From creating a 50 ft Eiffel Tower and taking up the couple to an elevation with the help of hydraulics and they exchange garlands almost in the air amidst fanfare and lights to recreating ‘Baahubali’ sets and theme complete with the army and weaponry and showering rose petals, one never exhausts of ideas. “It is mostly the clients that come up with their requirement, they only have to engage the right people with the necessary wherewithal and expertise and the job will be done,” relates Lokender.
Not to be left behind the affluent amongst South Indians too are engaging in long drawn wedding celebrations replete with Mehendi and Sangeet ceremonies and everything else that amounts to fun and entertainment.
“The extravagant weddings are becoming possible to execute because we are finally starting to see all the wedding fraternities, including some of the biggest names, are coming together to create the weddings on a scale never seen before.
Be it planners, bridal designers or decorators, the wedding landscape hasn’t seen collaboration on this level. And this goes on to prove the old saying that two hands are better than one, and when people work together, impossible is just a word,” shares Dakshna N Naidu Wedding Vows, Founder & CEO.
Conservative estimates done a couple of years ago place the wedding industry in India as being worth US$40 billion a year and growing at about 20 per cent annually (The National) and weddings cost up to 200 m rupees and above on the top end.
And one can only imagine the hundreds of people earning their money from the industry at every level, from manual labourers to experts, curators and creative team to management professionals.

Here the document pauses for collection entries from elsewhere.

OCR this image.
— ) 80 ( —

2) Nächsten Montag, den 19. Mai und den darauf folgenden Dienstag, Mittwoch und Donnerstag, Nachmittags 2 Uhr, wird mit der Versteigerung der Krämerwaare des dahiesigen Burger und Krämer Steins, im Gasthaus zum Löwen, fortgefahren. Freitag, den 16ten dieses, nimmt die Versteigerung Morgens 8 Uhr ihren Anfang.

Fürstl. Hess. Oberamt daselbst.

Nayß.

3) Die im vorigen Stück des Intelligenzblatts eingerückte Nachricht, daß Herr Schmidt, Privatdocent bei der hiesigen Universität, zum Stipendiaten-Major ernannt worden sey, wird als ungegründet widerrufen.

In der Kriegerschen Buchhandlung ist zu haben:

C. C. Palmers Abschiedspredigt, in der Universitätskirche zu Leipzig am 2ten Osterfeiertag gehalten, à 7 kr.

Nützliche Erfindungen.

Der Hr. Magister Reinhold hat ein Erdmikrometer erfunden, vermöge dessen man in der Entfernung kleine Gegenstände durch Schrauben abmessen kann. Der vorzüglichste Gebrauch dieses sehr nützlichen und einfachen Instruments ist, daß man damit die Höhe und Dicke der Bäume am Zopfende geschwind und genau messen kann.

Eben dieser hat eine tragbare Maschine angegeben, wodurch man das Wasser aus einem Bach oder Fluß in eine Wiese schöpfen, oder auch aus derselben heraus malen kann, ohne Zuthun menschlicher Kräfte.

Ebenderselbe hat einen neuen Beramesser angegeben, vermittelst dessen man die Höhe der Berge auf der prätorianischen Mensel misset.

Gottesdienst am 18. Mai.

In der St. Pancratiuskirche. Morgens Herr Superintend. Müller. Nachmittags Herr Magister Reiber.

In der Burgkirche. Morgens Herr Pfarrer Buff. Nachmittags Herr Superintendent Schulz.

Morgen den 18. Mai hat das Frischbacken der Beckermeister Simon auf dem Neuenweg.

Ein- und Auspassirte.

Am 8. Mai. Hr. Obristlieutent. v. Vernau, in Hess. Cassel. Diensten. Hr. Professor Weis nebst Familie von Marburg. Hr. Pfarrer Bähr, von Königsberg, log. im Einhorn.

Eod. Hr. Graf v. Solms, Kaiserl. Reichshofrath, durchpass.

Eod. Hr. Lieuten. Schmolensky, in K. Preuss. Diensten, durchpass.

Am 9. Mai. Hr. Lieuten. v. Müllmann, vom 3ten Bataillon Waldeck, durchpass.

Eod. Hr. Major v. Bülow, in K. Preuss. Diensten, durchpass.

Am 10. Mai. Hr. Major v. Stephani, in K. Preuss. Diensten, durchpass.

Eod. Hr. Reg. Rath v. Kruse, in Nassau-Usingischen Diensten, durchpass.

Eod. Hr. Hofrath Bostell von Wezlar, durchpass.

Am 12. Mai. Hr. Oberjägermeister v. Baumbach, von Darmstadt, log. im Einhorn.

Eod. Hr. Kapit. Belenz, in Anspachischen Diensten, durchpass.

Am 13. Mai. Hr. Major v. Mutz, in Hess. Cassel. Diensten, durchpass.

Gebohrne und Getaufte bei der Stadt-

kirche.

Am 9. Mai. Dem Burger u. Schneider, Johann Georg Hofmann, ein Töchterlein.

And bringing them all together are the wedding planners. India’s wedding planning market alone is set to reach 1.6 trillion rupees by 2020, according to research (2016) by Ken Research, an industry intelligence firm based in Gurgaon.
In fact, did you know that there is a tour package offered exclusively for foreign tourists to be a part of an Indian wedding? Yes. There is; and come to think of it, if this trend catches up the Great Indian Wedding Factory too will become bigger and will then become a profitable preposition for not just the event managers and service providers but also the clients who spend crores of rupee only to create an experience and memories that last forever and stories for people to speak of until the next big one.